🤖 AI Summary
This work systematically investigates how data augmentation affects the variance and asymptotic distribution of estimators, revealing that its efficacy is not universal: in high-dimensional regimes, augmentation can increase uncertainty in empirical prediction risk, fail to regularize effectively, and even shift the peak of the double-descent curve. The impact depends on a delicate interplay among data distribution, estimator properties, sample size, number of augmentations, and dimensionality. To address this, we propose a block-dependent adaptation technique based on the Lindeberg method, integrating random matrix theory with asymptotic statistical inference to construct the first general analytical framework applicable to both Gaussian and non-Gaussian data. This framework enables the first rigorous quantification of augmentation effects, explains several counterintuitive empirical phenomena, and validates theoretical predictions on canonical models including ridge regression and minimum-norm interpolation.
📝 Abstract
We provide universality results that quantify how data augmentation affects the variance and limiting distribution of estimates through simple surrogates, and analyze several specific models in detail. The results confirm some observations made in machine learning practice, but also lead to unexpected findings: Data augmentation may increase rather than decrease the uncertainty of estimates, such as the empirical prediction risk.
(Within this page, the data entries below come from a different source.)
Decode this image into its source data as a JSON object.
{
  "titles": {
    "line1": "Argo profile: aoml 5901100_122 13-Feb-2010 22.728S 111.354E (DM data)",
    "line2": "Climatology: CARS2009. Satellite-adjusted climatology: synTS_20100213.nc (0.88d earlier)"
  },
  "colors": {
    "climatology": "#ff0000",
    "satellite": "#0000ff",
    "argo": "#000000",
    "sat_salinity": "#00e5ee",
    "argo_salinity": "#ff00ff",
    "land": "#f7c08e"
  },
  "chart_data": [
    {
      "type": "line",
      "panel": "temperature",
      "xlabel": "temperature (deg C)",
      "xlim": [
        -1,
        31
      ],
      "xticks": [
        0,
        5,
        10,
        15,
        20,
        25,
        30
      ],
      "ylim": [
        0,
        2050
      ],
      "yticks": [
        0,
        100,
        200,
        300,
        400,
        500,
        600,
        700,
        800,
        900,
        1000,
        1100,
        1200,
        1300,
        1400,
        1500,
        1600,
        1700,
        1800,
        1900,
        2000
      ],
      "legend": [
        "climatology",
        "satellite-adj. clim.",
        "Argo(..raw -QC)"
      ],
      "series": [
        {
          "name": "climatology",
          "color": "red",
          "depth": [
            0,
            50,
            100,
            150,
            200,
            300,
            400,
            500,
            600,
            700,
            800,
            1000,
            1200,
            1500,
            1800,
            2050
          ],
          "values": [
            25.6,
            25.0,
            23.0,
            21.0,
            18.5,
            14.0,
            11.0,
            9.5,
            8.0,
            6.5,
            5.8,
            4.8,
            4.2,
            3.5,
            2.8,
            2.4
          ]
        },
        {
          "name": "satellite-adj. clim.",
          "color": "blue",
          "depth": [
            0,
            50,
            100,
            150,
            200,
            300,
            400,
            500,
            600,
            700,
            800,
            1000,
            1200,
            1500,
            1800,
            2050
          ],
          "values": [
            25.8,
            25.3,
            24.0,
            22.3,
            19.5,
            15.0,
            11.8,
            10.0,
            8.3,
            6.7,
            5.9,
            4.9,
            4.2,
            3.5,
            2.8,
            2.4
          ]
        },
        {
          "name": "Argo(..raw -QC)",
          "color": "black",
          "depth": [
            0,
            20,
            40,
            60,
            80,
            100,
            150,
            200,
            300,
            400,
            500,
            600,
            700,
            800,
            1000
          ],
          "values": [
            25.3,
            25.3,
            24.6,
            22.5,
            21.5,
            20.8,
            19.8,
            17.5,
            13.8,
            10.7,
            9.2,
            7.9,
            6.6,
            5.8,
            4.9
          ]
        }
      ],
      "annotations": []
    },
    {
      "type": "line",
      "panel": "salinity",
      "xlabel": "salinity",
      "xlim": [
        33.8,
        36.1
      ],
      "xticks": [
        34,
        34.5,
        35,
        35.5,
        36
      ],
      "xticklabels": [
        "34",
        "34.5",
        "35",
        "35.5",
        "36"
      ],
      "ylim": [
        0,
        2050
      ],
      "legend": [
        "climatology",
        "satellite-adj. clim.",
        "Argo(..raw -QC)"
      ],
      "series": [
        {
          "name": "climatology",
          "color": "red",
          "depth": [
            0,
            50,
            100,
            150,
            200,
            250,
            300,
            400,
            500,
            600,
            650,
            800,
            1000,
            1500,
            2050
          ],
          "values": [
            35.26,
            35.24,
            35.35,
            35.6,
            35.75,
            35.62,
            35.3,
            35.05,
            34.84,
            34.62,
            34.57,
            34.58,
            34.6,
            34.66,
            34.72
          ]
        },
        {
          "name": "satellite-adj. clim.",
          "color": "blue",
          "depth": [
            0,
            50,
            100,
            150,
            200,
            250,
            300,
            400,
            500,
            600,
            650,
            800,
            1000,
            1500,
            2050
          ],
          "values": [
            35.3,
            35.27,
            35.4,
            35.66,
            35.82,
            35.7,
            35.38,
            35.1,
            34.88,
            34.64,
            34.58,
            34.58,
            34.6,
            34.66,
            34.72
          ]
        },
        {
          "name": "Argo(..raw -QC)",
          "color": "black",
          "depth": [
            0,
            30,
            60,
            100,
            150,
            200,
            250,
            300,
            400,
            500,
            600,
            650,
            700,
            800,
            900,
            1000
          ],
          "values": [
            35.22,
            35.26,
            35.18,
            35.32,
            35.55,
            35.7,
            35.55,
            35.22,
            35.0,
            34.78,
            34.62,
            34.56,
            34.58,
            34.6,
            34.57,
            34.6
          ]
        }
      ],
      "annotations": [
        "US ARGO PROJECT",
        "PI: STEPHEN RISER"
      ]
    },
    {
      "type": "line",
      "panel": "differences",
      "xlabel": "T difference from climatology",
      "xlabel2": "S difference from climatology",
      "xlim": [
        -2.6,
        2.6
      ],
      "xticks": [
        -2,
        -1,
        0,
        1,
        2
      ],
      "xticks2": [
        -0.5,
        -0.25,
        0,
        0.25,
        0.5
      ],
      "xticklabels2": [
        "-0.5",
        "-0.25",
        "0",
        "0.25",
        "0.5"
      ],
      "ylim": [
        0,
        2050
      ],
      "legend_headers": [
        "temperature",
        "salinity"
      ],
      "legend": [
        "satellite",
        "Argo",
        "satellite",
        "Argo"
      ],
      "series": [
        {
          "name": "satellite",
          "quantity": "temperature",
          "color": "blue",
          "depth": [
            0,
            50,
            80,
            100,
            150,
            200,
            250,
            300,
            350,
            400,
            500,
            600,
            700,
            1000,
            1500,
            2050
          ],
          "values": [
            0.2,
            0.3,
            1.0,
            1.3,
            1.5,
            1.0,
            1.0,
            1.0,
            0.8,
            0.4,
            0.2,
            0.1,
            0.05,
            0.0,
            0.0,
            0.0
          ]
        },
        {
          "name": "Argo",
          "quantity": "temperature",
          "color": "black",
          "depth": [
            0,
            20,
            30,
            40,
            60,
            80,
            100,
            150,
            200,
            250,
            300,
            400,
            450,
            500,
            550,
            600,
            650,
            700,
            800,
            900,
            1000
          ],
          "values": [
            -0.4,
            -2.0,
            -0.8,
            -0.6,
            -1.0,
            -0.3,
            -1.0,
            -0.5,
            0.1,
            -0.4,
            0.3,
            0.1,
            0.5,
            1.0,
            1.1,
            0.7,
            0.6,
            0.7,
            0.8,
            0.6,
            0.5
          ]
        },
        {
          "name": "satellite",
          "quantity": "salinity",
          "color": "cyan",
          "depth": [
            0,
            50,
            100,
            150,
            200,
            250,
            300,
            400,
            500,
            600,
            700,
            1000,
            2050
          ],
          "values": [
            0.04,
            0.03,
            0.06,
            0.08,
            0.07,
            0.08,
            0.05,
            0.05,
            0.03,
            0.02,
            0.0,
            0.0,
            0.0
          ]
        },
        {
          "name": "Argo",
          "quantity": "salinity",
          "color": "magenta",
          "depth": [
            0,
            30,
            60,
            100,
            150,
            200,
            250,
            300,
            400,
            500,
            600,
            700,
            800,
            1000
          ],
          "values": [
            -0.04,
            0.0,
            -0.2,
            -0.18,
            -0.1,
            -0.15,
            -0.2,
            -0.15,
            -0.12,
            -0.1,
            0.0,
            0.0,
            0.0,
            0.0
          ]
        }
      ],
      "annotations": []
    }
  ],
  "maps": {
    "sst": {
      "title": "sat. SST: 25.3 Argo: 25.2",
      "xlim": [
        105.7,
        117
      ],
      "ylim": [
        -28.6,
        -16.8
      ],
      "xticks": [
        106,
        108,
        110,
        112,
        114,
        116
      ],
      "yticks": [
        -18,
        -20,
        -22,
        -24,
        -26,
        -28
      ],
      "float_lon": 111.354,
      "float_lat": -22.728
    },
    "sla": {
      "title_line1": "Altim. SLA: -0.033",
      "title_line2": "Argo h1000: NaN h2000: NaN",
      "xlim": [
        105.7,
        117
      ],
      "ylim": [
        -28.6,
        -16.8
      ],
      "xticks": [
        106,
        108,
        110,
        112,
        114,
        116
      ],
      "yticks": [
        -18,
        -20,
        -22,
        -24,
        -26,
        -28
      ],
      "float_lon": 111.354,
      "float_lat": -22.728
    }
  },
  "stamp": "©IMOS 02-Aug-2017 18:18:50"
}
It can act as a regularizer, but fails to do so in certain high-dimensional problems, and it may shift the double-descent peak of an empirical risk. Overall, the analysis shows that several properties data augmentation has been attributed with are not either true or false, but rather depend on a combination of factors -- notably the data distribution, the properties of the estimator, and the interplay of sample size, number of augmentations, and dimension. As our main theoretical tool, we develop an adaptation of Lindeberg's technique for block dependence. The resulting universality regime may be Gaussian or non-Gaussian.